Выбрать главу

(Путь заблудшей Божией коровки)

Путь заблудшей Божией коровки — По цветной стезе татуировки, Мимо локтя, жилистым предплечьем, Заповедным телом человечьим, Через всю долину смуглой кожи… Мы с тобой, сестрица, так похожи. Я, живой — пока. Один из многих Земноводных и членистоногих. Дышущее братство. Биомасса. Всё бредём, не зная дня и часа — Сколько б смерть свою ни торопили — Поперёк вселенской энтропии. Мы с тобой, сестрица, плоть от плоти. Наш ковчежец — на автопилоте. Рассуждаю о свободной воле, Словно мышь-полёвка в сжатом поле, Над которым бог — голодный сокол. Я тебя травинкою потрогал. Что ж, сестрица-лаковая-спинка, Я ведь тоже вышел из суглинка, Я ведь тоже только полукровка. Улетай же, Божия коровка! Мы живём (одна земля под нами), Различаясь только именами. Имя существительное — мнимость. Имя прилагательное — милость. В хляби мирового бездорожья Я — разумный (sapiens). Ты — Божья. Но и мне, невольнику идеи, Так хотелось зваться Homo Dei. Мы б тогда, забыв о бренном теле, В голубое небо улетели. Полетели бы на небо, Принесли бы деткам хлеба, Чёрного и белого, Только не горелого.

(Я в прошлое стучусь)

Я в прошлое стучусь. И звук такой: бум-м! бум! (Ограбленный тайник?) А в будущее я Тихонько поскребусь — Там только гул и гуд За Царскими Дверьми. И вот в своём теперь, И вот в своём сейчас, И ныне, и пока, Не ведая потерь, Валяя дурака, По самый хвост увяз.
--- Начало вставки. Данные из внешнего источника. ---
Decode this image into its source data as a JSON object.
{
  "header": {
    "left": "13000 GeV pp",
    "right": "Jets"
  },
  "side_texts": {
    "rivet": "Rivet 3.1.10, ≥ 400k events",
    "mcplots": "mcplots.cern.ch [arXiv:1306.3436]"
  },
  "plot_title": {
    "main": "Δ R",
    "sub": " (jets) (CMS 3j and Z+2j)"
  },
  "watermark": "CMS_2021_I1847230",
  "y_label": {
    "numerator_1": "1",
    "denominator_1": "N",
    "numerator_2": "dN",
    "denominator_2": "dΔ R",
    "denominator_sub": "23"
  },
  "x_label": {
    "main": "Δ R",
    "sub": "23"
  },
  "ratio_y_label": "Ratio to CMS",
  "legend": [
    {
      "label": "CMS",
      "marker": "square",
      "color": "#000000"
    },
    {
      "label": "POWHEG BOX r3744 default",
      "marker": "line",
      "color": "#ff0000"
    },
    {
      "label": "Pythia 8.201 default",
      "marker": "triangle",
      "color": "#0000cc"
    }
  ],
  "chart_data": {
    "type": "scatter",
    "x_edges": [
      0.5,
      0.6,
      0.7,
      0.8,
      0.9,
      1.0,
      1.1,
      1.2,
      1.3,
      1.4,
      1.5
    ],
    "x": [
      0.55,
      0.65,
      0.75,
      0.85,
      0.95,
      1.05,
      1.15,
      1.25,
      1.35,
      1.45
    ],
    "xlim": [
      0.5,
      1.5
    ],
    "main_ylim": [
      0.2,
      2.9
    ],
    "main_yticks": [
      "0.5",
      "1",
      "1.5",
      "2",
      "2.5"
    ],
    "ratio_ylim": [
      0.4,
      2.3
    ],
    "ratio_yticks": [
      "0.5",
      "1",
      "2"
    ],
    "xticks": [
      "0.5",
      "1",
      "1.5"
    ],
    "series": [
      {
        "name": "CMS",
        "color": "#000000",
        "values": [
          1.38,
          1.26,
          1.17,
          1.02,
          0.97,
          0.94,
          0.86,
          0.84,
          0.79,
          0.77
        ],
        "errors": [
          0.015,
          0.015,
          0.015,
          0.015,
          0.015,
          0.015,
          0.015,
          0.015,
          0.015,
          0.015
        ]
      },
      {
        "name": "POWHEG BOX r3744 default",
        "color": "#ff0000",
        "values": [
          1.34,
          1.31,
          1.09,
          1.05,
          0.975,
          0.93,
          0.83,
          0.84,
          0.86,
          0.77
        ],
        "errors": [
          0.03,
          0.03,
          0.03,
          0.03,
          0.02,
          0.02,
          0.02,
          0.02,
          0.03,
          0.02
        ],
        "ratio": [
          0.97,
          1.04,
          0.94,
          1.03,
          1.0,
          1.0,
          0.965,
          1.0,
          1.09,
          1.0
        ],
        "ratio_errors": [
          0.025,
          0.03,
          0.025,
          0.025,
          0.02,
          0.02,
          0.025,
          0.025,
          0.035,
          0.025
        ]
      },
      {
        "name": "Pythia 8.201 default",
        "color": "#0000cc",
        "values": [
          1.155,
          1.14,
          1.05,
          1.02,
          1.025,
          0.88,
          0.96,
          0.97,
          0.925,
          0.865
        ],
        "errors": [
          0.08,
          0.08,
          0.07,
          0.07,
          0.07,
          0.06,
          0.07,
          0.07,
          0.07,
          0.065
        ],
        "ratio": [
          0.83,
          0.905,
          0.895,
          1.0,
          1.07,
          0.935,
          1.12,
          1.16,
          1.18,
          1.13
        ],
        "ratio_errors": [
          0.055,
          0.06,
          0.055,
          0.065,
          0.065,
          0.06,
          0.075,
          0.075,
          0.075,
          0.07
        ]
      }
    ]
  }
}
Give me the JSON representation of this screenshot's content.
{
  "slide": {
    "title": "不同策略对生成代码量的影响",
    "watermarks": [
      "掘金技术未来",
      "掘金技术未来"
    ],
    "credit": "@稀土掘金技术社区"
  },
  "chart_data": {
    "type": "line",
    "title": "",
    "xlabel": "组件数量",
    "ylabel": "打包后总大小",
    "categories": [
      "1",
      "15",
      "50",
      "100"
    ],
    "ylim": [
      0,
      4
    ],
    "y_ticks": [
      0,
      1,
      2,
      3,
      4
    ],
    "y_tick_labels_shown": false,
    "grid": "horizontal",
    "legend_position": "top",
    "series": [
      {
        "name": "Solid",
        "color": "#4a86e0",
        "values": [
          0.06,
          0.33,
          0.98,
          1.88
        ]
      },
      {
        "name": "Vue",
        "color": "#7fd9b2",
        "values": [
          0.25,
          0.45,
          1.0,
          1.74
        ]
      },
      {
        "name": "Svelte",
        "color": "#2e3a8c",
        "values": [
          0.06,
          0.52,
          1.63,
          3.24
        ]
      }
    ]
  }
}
Туда — сюда… Но нет «Туда» или «сюда». Есть только это «здесь» (И мне в нём хорошо). Я — это только я. Всё остальное — Бог. Как муха в кулаке, Жужжу свои псалмы.

Перед рассветом

А дело? Дело близится к рассвету, И ночь как будто суть свою теряет, Как будто струсила, поспешно отступает, Всё поле зрения отдав пустой вещице, Ближайшей к носу. Кто их проверяет, Классификации подвергнуть тайной тщится, Считает, регистрирует, сверяет С реестром яви — тени, очертанья, Воспоминанья о предметах в эту Разбавленную чем-то клейким пору? — Никто. И только сдавленной гортанью Ползёт непознанный, никем не уличимый (Как жирный тать под нищенской личиной В искривленном церковном переулке) Стон боли, спрятанной, как клад, неизлечимой, Днём — призрачной, под стать тому же вору, Что окровавленным ножом отхватит булки Французской и намажет маслом щедро, Прыщавые поглаживая бёдра Своей подруги — вписан в тёмный угол (Невидимые миру наслажденья — И разберись, где явь, где наважденье). Но это днём. А ночь — сожжённый уголь. Был антрацитом — как зрачок дон Педро Сверкающим (понюшка чистой коки!), Но всё сиреет, всё идёт на убыль, Сереет всё (как серо и бездонно К утру — в покойницкой — лицо того же дона), Имеет все пределы здесь и сроки В стареющем материальном мире. И разве что в тринадцатой квартире Никак, никак не разложить пасьянса Бессонной ведьме на амфетаминах. Бледнеют запрокинутые лица, Как подкладные судна из фаянса. Чем озарённых или чем томимых Найдёт их утро? А пока клубится Последний сон над синими губами. Ещё дрожат под замкнутыми лбами Незримые видения — и тают, В который раз так и не дав ответа… И на стекле, как плесень, прорастают Лишаистые пятна полусвета.

Камень

Я устал, словно камень, что как ни крути, Столько грустных веков гневным солнцем палим, Всё лежит у обочины, на пути В город Бога Иерусалим. Под лежачие камни вода не течёт, Да, откуда здесь взяться воде? Постоит разве рядом халдей-звездочёт, Путь сверяя по светлой звезде. Да присядет пастух, человек небольшой, Пусть цикады мгновения ткут. Молча взглянет на камень и смутится душой: Там, по серым щекам его, слёзы текут. То проедет туристский автобус, пыля, Но не мне из окошка помашет рука… Я устал. Как вращается туго Земля, Под невидимый взор подставляя бока. Но, когда небо ночью звездами горит, Я вдруг смутно припомню свой небесный постой: Я не жалкий булыжник, но — метеорит, И был тоже когда-то звездой. Чёрный камень, на землю упавший с небес, От неё уже не отделим, Я всего лишь одно из усталых чудес На дороге в Иерусалим.